I've had at least one commenter at Poli-Tea bring up the "Cloward-Piven Strategy" as reason to support Republicans to defeat the evil Democrats. That person attributed what were, to my mind, obvious effects and side-effects of globalization (movement of jobs abroad, loss of manufacturing base etc) to the success of the CPS.


You note that perhaps C&P were naive in their radicalism, but in another sense, one could argue that their radicalism was actually quite limited in scope. They called for "guaranteed income for the poor," but I've been coming across more and more references to calls for "universal welfare" for the last year or two. The idea is espoused my many theorists, I most recently came across it in an article on Samuel Bowles and the Santa Fe School of Economics, an interesting read if you haven't seen it already.

Anonymous said...

You might first want to answer the question:
Exactly how did the superwealthy get their wealth? Most of them certainly didn't earn it working a job. Yeah, I know a lot of right-wingers always use the example of a person investing all their money into a business venture deserves all the profit, regardless of who ultimately does the work. But if we were to change the perspective a bit...that same man has no capital to start his business so he gets a loan from a bank. The bank has invested in that man's business. By the right-wing argument, the bank deserves to continually profit from that man's business, even after the loan is paid off. The logic fails in the long run. The bottom line is that everyone involved in the process of creating a marketable product contributes to the profitability of the company making the product. They INVEST the hours of their lives. Therefore, they deserve a share of the profit. Once that basic premise is understood bo be universally true, there will be much less demand for a "redistribution" of wealth.

Samuel Wilson said...

d., I'm aware that Charles Murray of Bell Curve fame, not exactly a man of the left, has advocated something like a guaranteed national income, so the idea clearly has life beyond the left. But conspiracists of the right are drawn to Cloward-Piven because the authors actually do write like conspirators, to an extent.

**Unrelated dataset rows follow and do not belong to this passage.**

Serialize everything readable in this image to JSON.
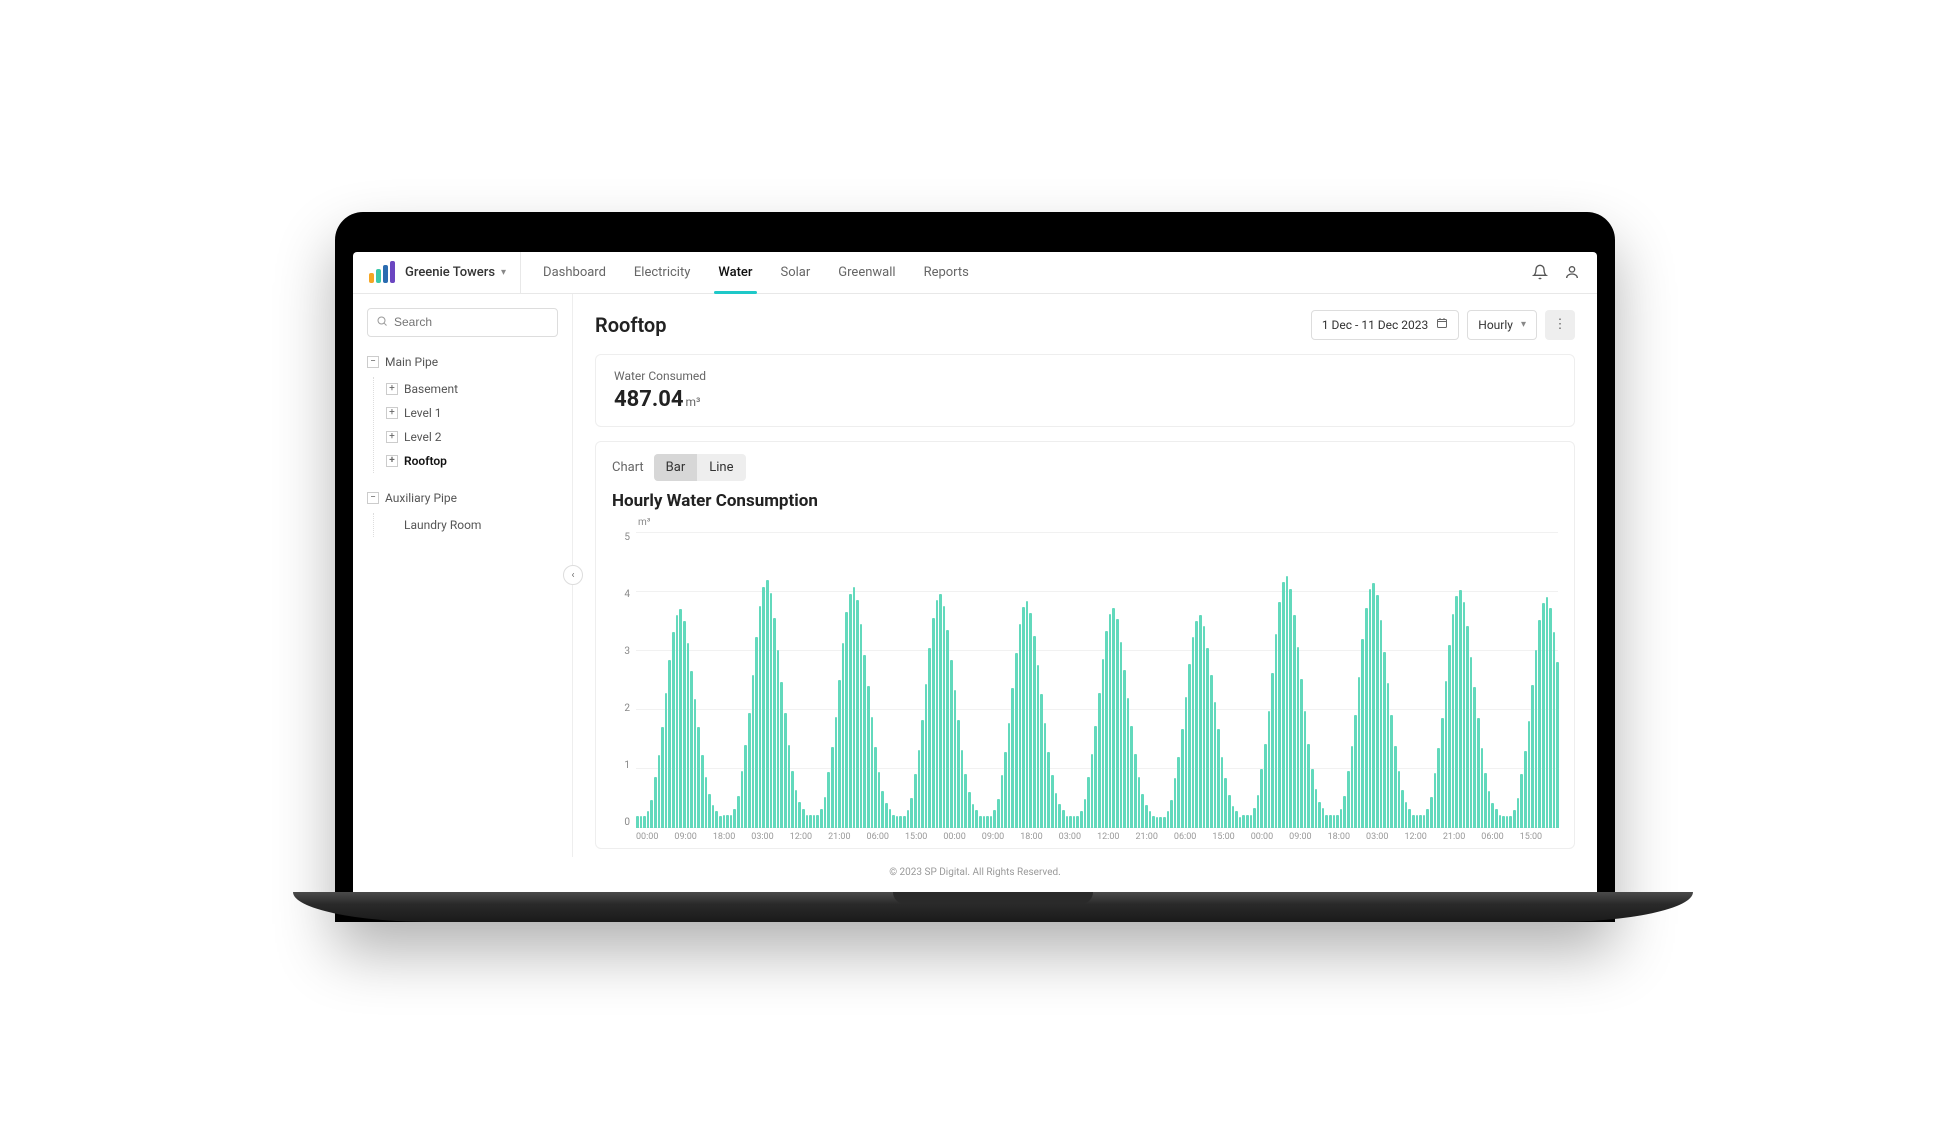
{
  "header": {
    "site_name": "Greenie Towers",
    "tabs": [
      "Dashboard",
      "Electricity",
      "Water",
      "Solar",
      "Greenwall",
      "Reports"
    ],
    "active_tab": "Water"
  },
  "sidebar": {
    "search_placeholder": "Search",
    "groups": [
      {
        "label": "Main Pipe",
        "expanded": true,
        "children": [
          {
            "label": "Basement",
            "expandable": true,
            "selected": false
          },
          {
            "label": "Level 1",
            "expandable": true,
            "selected": false
          },
          {
            "label": "Level 2",
            "expandable": true,
            "selected": false
          },
          {
            "label": "Rooftop",
            "expandable": true,
            "selected": true
          }
        ]
      },
      {
        "label": "Auxiliary Pipe",
        "expanded": true,
        "children": [
          {
            "label": "Laundry Room",
            "expandable": false,
            "selected": false
          }
        ]
      }
    ]
  },
  "main": {
    "title": "Rooftop",
    "date_range": "1 Dec - 11 Dec 2023",
    "granularity": "Hourly",
    "summary": {
      "label": "Water Consumed",
      "value": "487.04",
      "unit": "m³"
    },
    "chart_switch": {
      "label": "Chart",
      "options": [
        "Bar",
        "Line"
      ],
      "active": "Bar"
    },
    "chart_title": "Hourly Water Consumption"
  },
  "footer": "© 2023 SP Digital. All Rights Reserved.",
  "chart_data": {
    "type": "bar",
    "title": "Hourly Water Consumption",
    "ylabel": "m³",
    "ylim": [
      0,
      5
    ],
    "yticks": [
      0,
      1,
      2,
      3,
      4,
      5
    ],
    "xticks": [
      "00:00",
      "09:00",
      "18:00",
      "03:00",
      "12:00",
      "21:00",
      "06:00",
      "15:00",
      "00:00",
      "09:00",
      "18:00",
      "03:00",
      "12:00",
      "21:00",
      "06:00",
      "15:00",
      "00:00",
      "09:00",
      "18:00",
      "03:00",
      "12:00",
      "21:00",
      "06:00",
      "15:00"
    ],
    "categories_note": "hourly bars across 1 Dec 00:00 – 11 Dec 15:00 (approx. 255 bars)",
    "daily_pattern": {
      "comment": "24-hour values in m³ repeated each day; estimated from bar heights vs. y-axis",
      "values": [
        0.2,
        0.2,
        0.2,
        0.3,
        0.5,
        0.9,
        1.3,
        1.8,
        2.4,
        3.0,
        3.5,
        3.8,
        3.9,
        3.7,
        3.3,
        2.8,
        2.3,
        1.8,
        1.3,
        0.9,
        0.6,
        0.4,
        0.3,
        0.2
      ]
    },
    "days": 10.65,
    "peak_value": 4.1
  }
}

Crhymethinc, one of the first and ultimate questions facing any society is when, if ever, it's proper for some people to be subordinated to others. That's at the heart of the question of sharing the fruits of collective labor. Some people believe that buying the subordination of others with wages for a certain period of the week is fair, on the assumption that employees would have no other means to provide for themselves without being offered work by entrepreneurs. Other people believe that the moment you need anyone else to realize a project, you have to make everyone involved an equal partner in it. Are these the only options? That aside, you do well to bring borrowing into the picture, since the entrepreneur and the capitalist aren't always the same person, and their conflicts of interest make capitalism an inherently volatile system.